The cleanest way to see what MPC is doing is to switch every constraint off and push the horizon to infinity. With no limits binding and N \to \infty, the linear-quadratic MPC problem is exactly the infinite-horizon LQ problem — and its receding-horizon solution is the constant gain u = -Kx from the Algebraic Riccati Equation. In a slogan:

\text{unconstrained, infinite-horizon MPC} \;=\; \text{LQR}.

So MPC is not a rival to LQR but a generalisation of it: keep the same quadratic cost and linear model, add the ability to obey hard limits and to re-plan with a fresh measurement, and pay for it in online compute. When the constraints never bite, MPC quietly reproduces the optimal feedback law we already trust.

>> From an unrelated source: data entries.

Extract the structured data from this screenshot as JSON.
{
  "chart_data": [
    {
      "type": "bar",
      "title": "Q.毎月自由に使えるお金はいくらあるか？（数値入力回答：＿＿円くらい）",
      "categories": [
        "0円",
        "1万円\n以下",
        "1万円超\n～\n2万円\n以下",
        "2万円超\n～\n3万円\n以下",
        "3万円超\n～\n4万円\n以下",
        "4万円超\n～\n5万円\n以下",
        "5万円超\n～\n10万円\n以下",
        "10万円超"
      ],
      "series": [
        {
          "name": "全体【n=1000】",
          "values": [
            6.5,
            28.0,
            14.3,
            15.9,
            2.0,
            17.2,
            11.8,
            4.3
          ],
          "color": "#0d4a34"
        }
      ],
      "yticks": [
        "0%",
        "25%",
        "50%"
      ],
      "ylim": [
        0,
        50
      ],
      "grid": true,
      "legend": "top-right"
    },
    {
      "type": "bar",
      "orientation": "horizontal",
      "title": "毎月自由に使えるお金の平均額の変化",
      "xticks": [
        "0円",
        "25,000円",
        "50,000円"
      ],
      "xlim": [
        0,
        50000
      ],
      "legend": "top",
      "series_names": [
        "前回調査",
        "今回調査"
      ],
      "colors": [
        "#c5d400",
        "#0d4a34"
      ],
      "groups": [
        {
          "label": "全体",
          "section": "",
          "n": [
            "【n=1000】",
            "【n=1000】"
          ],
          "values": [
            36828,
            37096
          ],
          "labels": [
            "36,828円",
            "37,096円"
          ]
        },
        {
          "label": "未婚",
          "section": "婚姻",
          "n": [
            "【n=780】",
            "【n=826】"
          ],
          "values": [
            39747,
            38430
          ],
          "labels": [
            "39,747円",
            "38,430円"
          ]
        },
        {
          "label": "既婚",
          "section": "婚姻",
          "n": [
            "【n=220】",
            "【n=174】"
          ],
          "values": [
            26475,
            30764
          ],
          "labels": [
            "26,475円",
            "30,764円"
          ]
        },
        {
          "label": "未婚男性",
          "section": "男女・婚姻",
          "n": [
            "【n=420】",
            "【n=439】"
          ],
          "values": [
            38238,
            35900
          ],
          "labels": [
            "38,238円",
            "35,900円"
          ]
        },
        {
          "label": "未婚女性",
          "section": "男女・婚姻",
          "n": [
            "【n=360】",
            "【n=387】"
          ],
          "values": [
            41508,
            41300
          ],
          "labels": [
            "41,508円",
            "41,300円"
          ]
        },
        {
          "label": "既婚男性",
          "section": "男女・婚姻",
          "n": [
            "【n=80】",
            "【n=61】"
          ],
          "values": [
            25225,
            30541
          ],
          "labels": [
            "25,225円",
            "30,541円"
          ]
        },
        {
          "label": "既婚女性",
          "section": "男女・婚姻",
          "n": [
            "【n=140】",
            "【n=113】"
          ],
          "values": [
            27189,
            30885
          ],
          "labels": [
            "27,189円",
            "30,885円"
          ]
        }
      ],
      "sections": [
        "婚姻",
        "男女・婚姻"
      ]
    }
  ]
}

Watching the horizon recede

Below, a scalar plant is driven toward the target x = 0. Slide current time k forward and watch the loop run. The solid curve is what MPC has actually executed up to now; the shaded band is the prediction window of N steps it is planning over right now; the dashed curve inside it is the freshly re-optimised plan; and the highlighted segment is the single first move MPC will actually commit to before re-measuring and re-solving. As k advances, the window slides forward — the horizon receding — and only one executed step is added each time.

MPC was born in the oil refineries of the late 1970s, where a unit might have dozens of coupled inputs and outputs all pressing against safety and quality limits — exactly the constrained, multivariable setting where a single LQR gain is helpless. For decades it lived mostly in slow chemical processes, because the online QP was too heavy to solve in real time for anything fast. Then solvers and silicon caught up. Today MPC steers the trajectory of self-driving cars and autonomous-racing platforms at the limits of tyre grip, schedules power in grid-scale batteries, and regulates the plasma in fusion reactors — anywhere the future matters and the limits are hard.